In the current Illinois budgetary atmosphere there is enormous pressure on unions to share in the pain, as the politicians and editorial boards say.

That is why we wanted an iron-clad promise on the part of the unions not to back down.

We didn’t want that for us retirees. They can’t touch us.

But for current (and future) employees.

3 Replies to “Illinois pension protection. Will the unions back down?”

  1. Rauner allready said twice. In the contract that he is trying to shove down AFSCME is a choice on retiree healthcare. You will recall that that was declared a retirement benefit that can’t be diminished under the Kanerva decision. It was referred to more by the court than the sb 1 decision. Its the reason you guys had a lot of confidence then.
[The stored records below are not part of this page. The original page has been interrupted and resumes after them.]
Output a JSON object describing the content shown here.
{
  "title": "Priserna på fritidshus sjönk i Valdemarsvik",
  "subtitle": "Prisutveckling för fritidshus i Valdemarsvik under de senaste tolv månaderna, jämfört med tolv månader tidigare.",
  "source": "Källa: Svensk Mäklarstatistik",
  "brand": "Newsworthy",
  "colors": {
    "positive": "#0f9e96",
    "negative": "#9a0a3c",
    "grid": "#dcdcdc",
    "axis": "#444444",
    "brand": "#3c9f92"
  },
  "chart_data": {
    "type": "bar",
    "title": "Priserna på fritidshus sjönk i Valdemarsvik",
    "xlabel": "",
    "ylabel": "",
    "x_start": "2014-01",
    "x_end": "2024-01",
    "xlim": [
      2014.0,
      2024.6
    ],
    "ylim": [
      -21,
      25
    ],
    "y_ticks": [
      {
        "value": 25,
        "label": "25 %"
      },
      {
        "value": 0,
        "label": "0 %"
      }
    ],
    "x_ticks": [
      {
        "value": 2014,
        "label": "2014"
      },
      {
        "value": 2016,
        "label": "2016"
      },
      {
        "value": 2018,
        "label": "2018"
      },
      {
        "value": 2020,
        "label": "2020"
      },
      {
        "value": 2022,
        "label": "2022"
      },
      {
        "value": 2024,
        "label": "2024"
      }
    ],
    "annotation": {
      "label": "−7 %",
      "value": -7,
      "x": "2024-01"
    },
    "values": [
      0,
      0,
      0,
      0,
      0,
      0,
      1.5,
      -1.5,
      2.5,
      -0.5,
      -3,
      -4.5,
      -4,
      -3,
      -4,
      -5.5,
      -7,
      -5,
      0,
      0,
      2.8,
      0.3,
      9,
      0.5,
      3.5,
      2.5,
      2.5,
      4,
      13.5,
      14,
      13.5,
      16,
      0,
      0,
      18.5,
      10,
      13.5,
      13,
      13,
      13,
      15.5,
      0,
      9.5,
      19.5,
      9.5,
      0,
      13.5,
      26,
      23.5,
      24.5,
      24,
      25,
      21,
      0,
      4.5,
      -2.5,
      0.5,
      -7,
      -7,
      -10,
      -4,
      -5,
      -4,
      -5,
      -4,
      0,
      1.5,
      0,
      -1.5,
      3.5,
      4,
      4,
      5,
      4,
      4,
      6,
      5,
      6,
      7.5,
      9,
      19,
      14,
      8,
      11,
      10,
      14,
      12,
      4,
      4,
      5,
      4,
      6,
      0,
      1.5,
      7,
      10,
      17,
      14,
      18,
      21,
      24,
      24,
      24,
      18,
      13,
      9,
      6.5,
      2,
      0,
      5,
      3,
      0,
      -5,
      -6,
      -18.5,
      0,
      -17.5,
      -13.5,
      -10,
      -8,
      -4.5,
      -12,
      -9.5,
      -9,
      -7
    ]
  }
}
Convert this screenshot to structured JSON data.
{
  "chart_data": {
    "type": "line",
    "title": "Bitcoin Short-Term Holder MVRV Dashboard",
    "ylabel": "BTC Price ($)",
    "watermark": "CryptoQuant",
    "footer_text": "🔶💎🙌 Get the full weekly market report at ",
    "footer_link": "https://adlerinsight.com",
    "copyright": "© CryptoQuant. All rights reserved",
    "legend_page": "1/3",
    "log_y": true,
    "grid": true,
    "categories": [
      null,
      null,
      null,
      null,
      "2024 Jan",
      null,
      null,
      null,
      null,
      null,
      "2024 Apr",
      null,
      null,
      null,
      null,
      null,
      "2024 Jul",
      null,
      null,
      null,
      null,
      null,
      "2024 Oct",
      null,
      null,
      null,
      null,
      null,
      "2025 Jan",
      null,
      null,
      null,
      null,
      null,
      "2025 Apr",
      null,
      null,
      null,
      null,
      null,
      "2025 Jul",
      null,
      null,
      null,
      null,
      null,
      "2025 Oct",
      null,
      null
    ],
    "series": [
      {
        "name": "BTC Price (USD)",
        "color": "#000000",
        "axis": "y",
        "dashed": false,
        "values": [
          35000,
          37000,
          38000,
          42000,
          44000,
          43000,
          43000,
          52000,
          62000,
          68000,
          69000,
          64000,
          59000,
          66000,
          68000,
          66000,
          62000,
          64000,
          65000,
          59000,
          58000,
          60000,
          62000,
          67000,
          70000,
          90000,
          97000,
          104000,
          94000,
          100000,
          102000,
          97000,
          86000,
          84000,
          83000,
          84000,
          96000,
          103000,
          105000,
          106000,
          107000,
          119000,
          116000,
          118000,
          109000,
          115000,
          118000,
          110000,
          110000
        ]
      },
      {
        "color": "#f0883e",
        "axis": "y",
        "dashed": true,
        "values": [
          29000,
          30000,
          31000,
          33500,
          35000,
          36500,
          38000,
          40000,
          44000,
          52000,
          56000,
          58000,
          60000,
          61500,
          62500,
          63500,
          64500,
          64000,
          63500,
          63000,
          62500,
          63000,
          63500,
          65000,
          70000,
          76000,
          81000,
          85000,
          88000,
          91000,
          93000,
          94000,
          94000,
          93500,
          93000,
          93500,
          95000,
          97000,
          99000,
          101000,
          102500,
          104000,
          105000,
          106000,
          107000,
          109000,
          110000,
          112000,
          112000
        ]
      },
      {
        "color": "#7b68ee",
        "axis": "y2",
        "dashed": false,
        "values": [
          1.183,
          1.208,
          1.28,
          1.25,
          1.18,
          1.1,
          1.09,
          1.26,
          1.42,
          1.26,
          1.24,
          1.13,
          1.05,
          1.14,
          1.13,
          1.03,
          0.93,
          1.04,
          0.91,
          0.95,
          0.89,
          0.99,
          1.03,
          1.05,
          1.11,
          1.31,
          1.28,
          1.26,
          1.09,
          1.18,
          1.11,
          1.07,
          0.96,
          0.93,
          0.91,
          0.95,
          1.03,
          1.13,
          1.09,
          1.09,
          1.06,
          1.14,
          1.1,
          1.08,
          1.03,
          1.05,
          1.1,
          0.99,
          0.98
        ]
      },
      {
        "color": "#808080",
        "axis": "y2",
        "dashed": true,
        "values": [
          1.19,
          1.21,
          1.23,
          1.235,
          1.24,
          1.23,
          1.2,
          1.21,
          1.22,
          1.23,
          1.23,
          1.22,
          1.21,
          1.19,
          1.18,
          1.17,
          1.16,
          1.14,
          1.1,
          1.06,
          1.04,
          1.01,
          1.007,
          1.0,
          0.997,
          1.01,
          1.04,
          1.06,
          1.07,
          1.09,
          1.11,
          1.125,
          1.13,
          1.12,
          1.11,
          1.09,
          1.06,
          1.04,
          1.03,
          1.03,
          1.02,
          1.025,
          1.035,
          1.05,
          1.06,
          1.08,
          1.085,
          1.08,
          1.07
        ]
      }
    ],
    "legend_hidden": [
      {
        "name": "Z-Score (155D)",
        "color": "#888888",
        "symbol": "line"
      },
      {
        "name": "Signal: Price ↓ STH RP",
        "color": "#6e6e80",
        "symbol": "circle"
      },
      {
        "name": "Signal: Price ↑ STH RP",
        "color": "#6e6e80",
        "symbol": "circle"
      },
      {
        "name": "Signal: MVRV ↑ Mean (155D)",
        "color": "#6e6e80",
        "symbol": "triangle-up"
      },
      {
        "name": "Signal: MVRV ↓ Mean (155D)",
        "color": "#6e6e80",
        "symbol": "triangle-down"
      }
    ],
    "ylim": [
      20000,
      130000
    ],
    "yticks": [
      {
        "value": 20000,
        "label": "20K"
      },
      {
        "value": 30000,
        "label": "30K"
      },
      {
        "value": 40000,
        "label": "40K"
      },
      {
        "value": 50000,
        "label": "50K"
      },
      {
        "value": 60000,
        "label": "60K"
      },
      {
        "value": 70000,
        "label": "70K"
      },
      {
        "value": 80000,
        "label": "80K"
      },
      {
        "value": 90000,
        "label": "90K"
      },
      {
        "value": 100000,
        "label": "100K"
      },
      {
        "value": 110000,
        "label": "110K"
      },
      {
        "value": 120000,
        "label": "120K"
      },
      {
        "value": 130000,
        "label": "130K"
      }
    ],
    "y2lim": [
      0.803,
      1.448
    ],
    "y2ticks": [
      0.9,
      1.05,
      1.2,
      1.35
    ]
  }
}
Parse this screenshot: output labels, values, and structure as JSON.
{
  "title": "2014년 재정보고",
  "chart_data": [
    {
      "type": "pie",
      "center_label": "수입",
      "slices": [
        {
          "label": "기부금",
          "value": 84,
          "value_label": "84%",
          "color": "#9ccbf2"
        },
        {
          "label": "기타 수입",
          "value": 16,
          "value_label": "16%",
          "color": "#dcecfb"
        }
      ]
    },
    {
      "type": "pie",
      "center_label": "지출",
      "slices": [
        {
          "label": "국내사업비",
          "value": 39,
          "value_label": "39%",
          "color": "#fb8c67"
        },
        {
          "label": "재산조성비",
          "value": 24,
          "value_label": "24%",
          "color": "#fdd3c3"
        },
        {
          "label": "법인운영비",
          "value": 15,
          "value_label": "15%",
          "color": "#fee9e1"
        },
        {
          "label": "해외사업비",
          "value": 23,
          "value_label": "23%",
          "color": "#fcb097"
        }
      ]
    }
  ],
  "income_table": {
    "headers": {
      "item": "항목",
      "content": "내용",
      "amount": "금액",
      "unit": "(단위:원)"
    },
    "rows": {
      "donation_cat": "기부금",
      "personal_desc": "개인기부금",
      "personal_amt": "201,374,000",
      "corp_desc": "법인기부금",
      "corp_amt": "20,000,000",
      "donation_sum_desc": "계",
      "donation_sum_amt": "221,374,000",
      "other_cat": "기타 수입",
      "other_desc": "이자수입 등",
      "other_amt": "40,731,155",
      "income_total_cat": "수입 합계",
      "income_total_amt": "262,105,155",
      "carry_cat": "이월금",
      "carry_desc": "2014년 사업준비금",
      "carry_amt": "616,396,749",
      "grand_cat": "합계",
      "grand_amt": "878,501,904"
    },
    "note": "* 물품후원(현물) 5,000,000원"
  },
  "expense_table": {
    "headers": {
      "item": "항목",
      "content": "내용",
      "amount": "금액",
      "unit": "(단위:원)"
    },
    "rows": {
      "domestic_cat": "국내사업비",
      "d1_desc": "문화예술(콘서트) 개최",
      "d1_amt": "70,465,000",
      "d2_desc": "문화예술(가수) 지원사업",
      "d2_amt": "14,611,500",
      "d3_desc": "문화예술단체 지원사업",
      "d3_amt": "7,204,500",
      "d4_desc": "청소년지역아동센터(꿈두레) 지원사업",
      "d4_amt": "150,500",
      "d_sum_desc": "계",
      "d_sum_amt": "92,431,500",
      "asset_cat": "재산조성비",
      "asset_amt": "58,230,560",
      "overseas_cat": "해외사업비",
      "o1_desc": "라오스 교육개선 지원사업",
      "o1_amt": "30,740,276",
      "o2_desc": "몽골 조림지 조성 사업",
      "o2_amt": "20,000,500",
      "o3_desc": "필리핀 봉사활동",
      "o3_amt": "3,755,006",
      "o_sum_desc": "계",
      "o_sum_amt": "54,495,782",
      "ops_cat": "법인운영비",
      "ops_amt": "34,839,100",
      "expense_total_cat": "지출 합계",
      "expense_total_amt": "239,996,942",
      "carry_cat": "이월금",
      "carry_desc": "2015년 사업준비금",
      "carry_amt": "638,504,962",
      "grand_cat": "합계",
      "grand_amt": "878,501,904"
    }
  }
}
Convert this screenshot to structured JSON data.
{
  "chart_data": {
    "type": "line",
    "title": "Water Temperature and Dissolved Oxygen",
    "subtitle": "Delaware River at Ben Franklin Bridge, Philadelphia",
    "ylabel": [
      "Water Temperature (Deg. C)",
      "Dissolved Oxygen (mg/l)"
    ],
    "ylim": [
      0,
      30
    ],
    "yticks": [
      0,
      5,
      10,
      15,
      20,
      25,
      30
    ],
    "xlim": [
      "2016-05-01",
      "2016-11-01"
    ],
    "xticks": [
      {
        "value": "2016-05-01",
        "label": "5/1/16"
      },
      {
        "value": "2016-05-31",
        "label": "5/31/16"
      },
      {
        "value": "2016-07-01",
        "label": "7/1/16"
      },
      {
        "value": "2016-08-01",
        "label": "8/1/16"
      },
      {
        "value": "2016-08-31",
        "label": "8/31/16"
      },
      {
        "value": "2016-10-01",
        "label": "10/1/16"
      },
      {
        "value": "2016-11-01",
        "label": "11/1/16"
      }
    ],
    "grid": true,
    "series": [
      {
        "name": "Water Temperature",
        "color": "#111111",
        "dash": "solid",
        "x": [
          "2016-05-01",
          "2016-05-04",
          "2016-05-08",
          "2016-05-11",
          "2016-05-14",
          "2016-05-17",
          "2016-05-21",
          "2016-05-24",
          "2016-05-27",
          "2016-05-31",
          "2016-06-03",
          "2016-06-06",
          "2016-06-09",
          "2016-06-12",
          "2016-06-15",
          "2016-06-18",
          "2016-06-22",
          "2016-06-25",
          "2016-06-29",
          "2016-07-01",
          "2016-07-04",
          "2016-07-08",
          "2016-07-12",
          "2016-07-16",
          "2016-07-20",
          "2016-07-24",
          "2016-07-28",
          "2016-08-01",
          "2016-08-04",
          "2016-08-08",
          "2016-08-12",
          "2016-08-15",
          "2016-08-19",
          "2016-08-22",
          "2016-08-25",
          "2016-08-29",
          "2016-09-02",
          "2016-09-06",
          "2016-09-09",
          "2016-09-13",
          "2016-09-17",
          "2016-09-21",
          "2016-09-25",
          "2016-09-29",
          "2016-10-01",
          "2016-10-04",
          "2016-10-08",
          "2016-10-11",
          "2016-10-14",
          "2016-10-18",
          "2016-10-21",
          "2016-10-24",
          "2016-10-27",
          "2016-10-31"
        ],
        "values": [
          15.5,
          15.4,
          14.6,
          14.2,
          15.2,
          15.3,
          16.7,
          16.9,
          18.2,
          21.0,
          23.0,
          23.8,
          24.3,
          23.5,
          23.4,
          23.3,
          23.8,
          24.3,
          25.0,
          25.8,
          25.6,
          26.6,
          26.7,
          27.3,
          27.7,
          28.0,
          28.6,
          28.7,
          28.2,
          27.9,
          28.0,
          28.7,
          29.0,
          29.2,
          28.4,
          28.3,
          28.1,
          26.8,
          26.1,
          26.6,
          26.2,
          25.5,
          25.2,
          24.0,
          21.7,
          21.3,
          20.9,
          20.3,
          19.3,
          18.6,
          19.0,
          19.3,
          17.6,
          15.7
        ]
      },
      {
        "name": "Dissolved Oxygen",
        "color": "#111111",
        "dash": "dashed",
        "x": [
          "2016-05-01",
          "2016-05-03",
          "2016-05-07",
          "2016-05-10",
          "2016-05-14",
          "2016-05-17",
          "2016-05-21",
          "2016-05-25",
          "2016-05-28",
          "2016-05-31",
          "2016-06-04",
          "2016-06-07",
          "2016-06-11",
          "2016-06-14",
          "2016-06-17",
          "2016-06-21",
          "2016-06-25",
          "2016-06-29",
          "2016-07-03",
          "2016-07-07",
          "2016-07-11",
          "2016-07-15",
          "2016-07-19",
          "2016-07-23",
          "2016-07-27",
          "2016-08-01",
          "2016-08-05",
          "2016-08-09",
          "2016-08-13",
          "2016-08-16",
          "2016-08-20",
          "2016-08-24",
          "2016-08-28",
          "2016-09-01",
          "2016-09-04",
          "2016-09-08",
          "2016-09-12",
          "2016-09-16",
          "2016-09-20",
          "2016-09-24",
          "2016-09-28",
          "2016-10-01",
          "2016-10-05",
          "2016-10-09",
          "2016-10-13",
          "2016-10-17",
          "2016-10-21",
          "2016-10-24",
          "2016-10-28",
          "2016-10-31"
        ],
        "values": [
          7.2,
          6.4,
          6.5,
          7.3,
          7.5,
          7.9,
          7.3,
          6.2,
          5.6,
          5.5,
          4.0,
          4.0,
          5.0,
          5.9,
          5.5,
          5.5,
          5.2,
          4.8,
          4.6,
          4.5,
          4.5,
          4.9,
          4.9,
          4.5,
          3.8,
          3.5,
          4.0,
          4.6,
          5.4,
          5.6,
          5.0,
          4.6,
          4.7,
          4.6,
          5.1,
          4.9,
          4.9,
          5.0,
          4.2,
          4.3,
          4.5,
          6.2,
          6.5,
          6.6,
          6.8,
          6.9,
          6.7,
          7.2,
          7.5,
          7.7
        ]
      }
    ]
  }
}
Rauners choice in this contract is a doubling of premiums or give up your retiree healthcare. AFSCME was prepared for the forced strike but didn’t have to get because of a surprise good decision by the labor board. The Kanerva suit was by the IFT as well as AFSCME and retired judges. IEA did not participate. Anyway Rauner wants the same forced choice on pensions…he can’t threaten healthcare like Cullerton did before so the plan is to make future raise pensionable or give up the AAI. Its unconstitutional and I don’t know what IEA will do but I am sure AFSCME will fight. They could use help too if Rauner is able to force a strike in November.

  2. Madier just plain can’t read the last decision. The ILSC was referring to an increase in benefit that SURS got which require a higher deduction…I know what it was but that will make the pension haters head explode.It is very different than the so called Cullerton or Rauner choice in the AFSCME contract which is a choice between having your leg or arm cut off. Madair is wrong in saying the law is vague. It is not The SCOTUS made forced choice clear in the obamacare decision.Medicaid was a forced choice in it and Illinois joined t wisely under strict conditions.

  3. Fred your vocalizing what I have said from the first call with We are ONE when they said, Pensions are a promise. No, in fact it is a constitutional right. They all seem so willing to share the pain and diminish our constitutional right.
    It is a Constitutional Right that NO union should be able to bargain away. I’ll be the first in line to sue my union if they do. It is not choice when one has to choose between not having health insurance or not having raises count towards retirement. Besides, it won’t save any money because those who are here and going in a few years won’t see any raises anyway.

    Where is the constitutional police when S1 was passed? Office holders when taking their oath of office, swear to uphold the Illinois Constitution (and not just the parts they like).